In 2026, the Large Hadron Collider at the CERN laboratory in Geneva, Switzerland will begin its next phase, probing the mysteries of the universe through collisions of its most intense beams to date. But each year, the High-Luminosity LHC (HL-LHC) will generate billions of gigabytes of data—up to 100 times more data than was required to discover the Higgs boson.
Meeting those immense data demands and enabling new discoveries will require innovative software and computing approaches for data analysis, organization and management. The new $25 million Institute for Research and Innovation in Software for High-Energy Physics, or IRIS-HEP, will meet these challenges by gathering researchers from 17 U.S. universities, including the University of Chicago.

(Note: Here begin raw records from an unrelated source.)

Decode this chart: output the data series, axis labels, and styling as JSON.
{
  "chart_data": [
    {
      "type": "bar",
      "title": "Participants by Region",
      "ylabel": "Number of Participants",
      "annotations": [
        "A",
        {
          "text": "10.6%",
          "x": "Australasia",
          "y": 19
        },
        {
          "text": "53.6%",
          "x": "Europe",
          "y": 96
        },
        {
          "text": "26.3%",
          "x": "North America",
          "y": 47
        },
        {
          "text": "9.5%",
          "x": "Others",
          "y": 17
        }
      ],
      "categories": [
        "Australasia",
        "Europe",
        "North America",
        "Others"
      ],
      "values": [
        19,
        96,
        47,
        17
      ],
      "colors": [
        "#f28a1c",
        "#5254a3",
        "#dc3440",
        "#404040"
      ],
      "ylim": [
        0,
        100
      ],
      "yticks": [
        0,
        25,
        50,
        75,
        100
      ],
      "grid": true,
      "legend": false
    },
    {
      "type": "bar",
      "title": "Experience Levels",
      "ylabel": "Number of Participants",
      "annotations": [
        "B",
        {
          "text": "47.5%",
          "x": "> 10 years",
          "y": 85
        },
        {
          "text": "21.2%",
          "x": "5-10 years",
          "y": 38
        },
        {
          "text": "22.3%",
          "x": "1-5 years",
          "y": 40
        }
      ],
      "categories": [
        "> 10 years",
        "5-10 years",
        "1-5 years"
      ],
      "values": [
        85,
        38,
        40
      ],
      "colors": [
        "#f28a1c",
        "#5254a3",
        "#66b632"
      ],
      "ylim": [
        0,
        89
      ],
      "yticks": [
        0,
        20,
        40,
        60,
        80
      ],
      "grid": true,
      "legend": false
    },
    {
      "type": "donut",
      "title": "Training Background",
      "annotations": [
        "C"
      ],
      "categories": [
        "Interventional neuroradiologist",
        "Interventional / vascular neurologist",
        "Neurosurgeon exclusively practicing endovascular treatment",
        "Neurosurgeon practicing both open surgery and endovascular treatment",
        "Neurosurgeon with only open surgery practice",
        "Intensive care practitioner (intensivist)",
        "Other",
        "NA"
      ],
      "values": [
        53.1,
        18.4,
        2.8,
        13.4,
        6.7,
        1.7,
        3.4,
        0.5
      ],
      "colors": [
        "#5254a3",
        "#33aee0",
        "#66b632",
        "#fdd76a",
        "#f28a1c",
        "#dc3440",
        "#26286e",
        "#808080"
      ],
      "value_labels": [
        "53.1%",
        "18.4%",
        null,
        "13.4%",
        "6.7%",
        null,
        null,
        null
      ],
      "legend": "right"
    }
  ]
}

Driven primarily by the HL-LHC, over the next five years the National Science Foundation-funded IRIS-HEP will be an active center for software R&D in areas of innovative algorithms, data analysis platforms, and data organization, management and access systems. Led by Princeton University, the group includes researchers from UChicago’s Enrico Fermi Institute and Department of Computer Science that will help create the tools needed to fulfill the scientific potential of these unprecedented experiments.
“The computing grid built for the LHC enabled thousands of researchers around the globe collaborate to make discoveries at the high-energy frontier of particle physics,” said Robert W. Gardner, a research professor in the Enrico Fermi Institute and physicist on the ATLAS experiment at CERN. “IRIS-HEP will transform this cyberinfrastructure with new services for computing and analytics which address not only the extreme scale of the HL-LHC data sets but also their complexity. New algorithms and data analysis systems better suited to the high-performance processors and data storage systems of the future will need to be developed."
Since its first run in 2009, the Large Hadron Collider has contributed important discoveries to our understanding of the building blocks of the universe, culminating in the confirmation of the Higgs boson in 2012. The next phase of the LHC aims to go beyond the Standard Model of particle physics, seeking new knowledge about dark matter and other rare processes.
To do so, CERN has started an upgrade to increase the luminosity of the LHC beam by a factor of 10, with a target of 2026 for completion. Experiments on this enhanced instrument will probe deeper into the nature of matter than ever before, but also will produce data that far exceeds current computational resources. Experts estimate that HL-LHC runs will record ten times more events than currently possible, generate 100 times the data, and require 20 times more storage and ten times today’s computer resources to analyze the results.